10. Enfin, si Mme A se prévaut d’un préjudice né de la discrimination, d’un préjudice moral et d’un préjudice né de la seule attente d’un logement social, ces préjudices ne sont en tout état de cause pas distincts des troubles de toutes natures dans ses conditions d’existence déjà réparés en application du point précédent.
11. Il résulte de ce qui précède que, compte tenu des conditions particulièrement coûteuses de logement de Mme A qui ont perduré du fait de la carence de l’État, de la durée de cette carence, qui a perduré jusqu’à la date de mise à disposition du présent jugement, et de la composition de son foyer, il sera fait une juste appréciation du préjudice subi en évaluant l’indemnisation due à la somme totale de 900 euros.
12. Il résulte de tout ce qui précède qu’il y a lieu de condamner l’État à verser à Mme A la somme de 900 euros, tous intérêts confondus au jour du présent jugement.
Sur les frais liés au litige :
13. Mme A a obtenu le bénéfice de l’aide juridictionnelle totale. Par suite, son conseil peut se prévaloir des dispositions des articles L. 761-1 du code de justice administrative et 37 de la loi du 10 juillet 1991 susmentionnée.

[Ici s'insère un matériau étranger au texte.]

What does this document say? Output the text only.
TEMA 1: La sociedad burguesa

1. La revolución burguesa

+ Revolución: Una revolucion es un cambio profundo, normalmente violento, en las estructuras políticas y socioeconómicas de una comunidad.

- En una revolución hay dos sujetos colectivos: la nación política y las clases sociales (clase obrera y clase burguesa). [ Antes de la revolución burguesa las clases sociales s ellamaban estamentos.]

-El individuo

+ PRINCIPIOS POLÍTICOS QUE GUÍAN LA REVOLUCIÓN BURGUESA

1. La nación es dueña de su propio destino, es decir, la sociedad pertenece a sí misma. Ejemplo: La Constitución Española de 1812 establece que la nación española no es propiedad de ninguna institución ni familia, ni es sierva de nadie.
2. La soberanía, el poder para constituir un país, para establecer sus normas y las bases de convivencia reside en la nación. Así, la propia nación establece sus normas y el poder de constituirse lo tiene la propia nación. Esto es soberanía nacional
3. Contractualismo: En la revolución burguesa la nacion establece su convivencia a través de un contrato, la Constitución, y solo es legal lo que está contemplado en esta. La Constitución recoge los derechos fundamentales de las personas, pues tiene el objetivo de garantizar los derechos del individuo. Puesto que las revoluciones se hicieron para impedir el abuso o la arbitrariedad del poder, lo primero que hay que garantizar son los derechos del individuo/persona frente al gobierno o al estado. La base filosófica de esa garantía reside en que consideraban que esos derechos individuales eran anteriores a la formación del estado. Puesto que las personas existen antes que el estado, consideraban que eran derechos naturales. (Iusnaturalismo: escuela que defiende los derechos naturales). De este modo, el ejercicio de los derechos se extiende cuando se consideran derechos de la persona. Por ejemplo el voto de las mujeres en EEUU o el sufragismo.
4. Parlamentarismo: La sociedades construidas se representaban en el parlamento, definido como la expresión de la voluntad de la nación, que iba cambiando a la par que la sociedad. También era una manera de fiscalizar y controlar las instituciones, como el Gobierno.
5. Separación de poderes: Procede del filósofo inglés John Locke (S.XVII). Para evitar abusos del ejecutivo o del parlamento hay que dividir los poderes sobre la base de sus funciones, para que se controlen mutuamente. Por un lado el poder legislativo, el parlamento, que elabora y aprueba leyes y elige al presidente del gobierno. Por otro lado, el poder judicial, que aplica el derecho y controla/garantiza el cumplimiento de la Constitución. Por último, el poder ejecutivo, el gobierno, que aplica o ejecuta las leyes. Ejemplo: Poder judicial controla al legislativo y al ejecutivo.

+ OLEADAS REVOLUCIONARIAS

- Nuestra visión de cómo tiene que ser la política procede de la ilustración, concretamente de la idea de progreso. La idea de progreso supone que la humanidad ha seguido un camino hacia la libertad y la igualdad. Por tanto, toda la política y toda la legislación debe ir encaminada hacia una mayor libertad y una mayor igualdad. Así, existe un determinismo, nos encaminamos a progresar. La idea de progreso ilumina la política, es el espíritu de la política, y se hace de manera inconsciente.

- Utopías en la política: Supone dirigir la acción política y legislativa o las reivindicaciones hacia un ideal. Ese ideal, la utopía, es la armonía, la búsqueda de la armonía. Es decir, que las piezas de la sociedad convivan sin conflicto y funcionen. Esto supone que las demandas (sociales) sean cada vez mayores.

Il y a lieu, dans les circonstances de l’espèce, et sous réserve que Me Charroux, conseil de Mme A, renonce à percevoir la somme correspondant à la part contributive de l’État, de mettre à la charge de l’État le versement à Me Charroux de la somme de 1 100 euros.
Par ces motifs, le tribunal décide:
Article 1er : L’État est condamné à verser à Mme A la somme de 900 (neuf cents) euros, tous intérêts confondus au jour du présent jugement.
Article 2 : L’État versera la somme de 1 100 (mille cent) euros à Me Charroux, conseil de Mme A, sous réserve qu’il renonce à percevoir la somme correspondant à la part contributive de l’État au titre de l’aide juridictionnelle, sur le fondement des dispositions de l’article 37 de la loi du 10 juillet 1991 et de l’article L. 761-1 du code de justice administrative.
Article 3 : Le présent jugement sera notifié à Mme B A, à Me Charroux et au ministre de l’aménagement du territoire et de la décentralisation.
Copie en sera adressée au préfet des Hauts-de-Seine.
Rendu public par mise à disposition au greffe le 30 juin 2025.
La magistrate désignée,
Signé
M. MonteagleLa greffière,
Signé
C. Mas
La République mande et ordonne au ministre de l’aménagement du territoire et de la décentralisation en ce qui le concerne et à tous commissaires de justice à ce requis en ce qui concerne les voies de droit commun contre les parties privées, de pourvoir à l’exécution de la présente décision.